The first inkling I had that something untoward had happened on the that fateful day 2 years ago was when I took a call in the afternoon on my mobile phone from a journalist in Reuters in London who had once worked locally. He was looking to make contact with a councillor in Enniscorthy and I passed on the mobile number of the town council chairman. You don’t get calls like that often and I knew instantly that something was up. As I was off class for a few minutes I put on the radio and listened to South East Radio. Sadly on the hour the first reports were coming of the discovery of the bodies of the Dunne Family in Monageer.
The sheer horror of what happened in that house will never fully be known. I accept the conclusions from today’s report arising from the evidence collected and it certainly puts in the public domain the facts as can be established from the record. However I feel that the report is somewhat deficient. Its clear that there was total co-operation and in the circumstances conclusins and recommendations are easy to draw.
As a result I am surprised that sections of the report including recommendations will be blacked out. I wonder why sections are blacked out, there was no blacking out of reports into tragedies like the Whiddy or Stardust Disaster, The Kilkenny Incest Report which Catherine McGuinness wrote was published in full when Brendan Howlin was Minister for Health. Now 15 years on from Brendan’s inquiry, recommendations on future practice are blacked out. Social mores have changed in that15 years. The sense of responsibility and community or intervention has lessened as Harney, McCreevy and Ahern presided over an Ireland where the individual was encouraged to seek the solutions for themselves with the state off their backs.
Whatever about possible libel in relation to the immediate events, why would recommendations be blacked out? Is it because there’s no money or no political will to effect change or both? What does this say about our states commitment to mental health? What we need to know is if the same situation was to happen next week what would the state services do? Telling citizens that you’ll reach again for a black marker is no answer.
Spending on the sector has dropped as a proportion of our health spending. My colleague Davy Hynes has pointed out his opposition to the downgrading of the counties psychiatric hospital at Enniscorthy. Pat Coady our Enniscorthy candidate for Wexford County Council has put the case to retain the services at St Senans especially as no improved service is to be provided in Waterford. Its not as if the county hasn’t been down this road before as 3 years ago a local woman took her 2 children into Wexford Town, called to a local hospital seeking a social worker and when advised that there was no such service available at that hospital promptly left and took her family to a nearby beach and drowned herself and her children. Last year on the anniversary of Monageer another family was found dead following a house fire in Clonroche after the husband killed his wife and then himself.
No out of hours social service is provided in Wexford for people on the edge, after these 3 tragic episodes. If that is the best that could be provided after 15 years of wealth , what can we expect from Mary Harney now?
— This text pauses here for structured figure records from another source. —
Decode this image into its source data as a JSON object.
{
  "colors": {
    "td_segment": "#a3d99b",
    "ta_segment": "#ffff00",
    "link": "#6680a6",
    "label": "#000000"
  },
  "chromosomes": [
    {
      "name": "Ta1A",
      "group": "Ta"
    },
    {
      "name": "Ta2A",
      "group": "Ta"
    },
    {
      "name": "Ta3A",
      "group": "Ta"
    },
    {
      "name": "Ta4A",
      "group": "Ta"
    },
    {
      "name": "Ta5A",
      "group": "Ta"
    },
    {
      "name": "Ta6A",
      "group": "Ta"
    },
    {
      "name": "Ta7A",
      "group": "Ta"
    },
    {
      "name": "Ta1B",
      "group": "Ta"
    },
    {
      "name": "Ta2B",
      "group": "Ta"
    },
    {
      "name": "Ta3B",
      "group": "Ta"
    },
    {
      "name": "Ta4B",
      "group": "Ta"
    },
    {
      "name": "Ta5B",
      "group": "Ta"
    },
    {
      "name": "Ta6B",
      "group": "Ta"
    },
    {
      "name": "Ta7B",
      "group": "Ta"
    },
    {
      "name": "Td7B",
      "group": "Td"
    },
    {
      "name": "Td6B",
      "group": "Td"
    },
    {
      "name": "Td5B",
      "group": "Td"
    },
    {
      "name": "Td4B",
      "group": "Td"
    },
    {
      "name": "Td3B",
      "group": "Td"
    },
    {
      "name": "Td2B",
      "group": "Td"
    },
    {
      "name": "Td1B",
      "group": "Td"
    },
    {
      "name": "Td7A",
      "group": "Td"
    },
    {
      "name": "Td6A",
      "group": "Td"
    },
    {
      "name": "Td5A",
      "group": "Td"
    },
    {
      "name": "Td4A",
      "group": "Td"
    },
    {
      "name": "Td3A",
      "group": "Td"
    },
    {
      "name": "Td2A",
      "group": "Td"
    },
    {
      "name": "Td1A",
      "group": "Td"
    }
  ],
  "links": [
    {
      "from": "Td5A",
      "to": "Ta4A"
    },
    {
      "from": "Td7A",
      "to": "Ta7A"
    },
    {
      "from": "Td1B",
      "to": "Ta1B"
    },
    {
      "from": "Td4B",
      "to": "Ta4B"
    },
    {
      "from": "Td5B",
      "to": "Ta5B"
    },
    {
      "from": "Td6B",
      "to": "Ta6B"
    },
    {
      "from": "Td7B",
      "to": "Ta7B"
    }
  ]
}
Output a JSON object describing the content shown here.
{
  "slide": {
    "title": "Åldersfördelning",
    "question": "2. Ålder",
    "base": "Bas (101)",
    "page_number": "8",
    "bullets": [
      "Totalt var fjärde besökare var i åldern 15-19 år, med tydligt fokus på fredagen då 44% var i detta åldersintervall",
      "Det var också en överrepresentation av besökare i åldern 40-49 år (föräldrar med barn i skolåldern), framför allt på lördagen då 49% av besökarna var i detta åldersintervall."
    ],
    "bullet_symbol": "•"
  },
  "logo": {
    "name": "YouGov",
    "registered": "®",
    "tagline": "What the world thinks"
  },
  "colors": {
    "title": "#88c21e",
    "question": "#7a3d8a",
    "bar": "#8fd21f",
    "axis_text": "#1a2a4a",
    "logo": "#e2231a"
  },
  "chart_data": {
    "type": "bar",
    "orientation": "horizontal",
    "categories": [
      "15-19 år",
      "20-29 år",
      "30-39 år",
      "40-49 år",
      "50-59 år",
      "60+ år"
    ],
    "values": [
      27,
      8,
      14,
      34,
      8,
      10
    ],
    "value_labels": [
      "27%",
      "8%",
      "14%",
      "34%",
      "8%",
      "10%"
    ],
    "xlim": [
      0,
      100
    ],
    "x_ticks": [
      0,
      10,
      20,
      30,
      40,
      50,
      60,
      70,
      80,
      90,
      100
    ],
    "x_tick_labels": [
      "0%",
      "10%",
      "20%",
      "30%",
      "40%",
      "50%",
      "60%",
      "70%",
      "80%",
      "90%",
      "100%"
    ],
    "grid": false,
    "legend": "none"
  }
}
Because it is Minister Harney’s ultimate responsibility not Barry Andrews nor John Maloney. If the will isn’t there at the very top to prioritise mental health I fear that tragedies like Monageer could happen again. I hope I’m very wrong.
1 comment:
I have read parts of the report with grim fascination as it is so close to the bone professionally - there but for whatever go any of us PHNs. It was such a dreadful tragedy, every day and every contact with families you wonder could it happen again and you know the answer is that you never know. This family were certainly flagged up for so much intervention yet the system seems to have failed in ways that may never be clear thanks to the blackout imposed on the final report. I cannot imagine why the recommendations were censored, it seems to fly in the face of any logic. The one thing that stood out for me was the way there is no inter-professional access to records that might lead to seeing the big picture. Lots of intervention with every discipline reporting in their own area with no sharing across disciplines can lead to this compartmentalising. I know it is so sensitive and families have to be considered but there was a sense of fatalism in the statement that it couldn't have been prevented. We'll wait and see will the recommendations be acted on, at least those we are privy to.
I agree about the other inquiry reports that were fully reported on. Openness and transparency?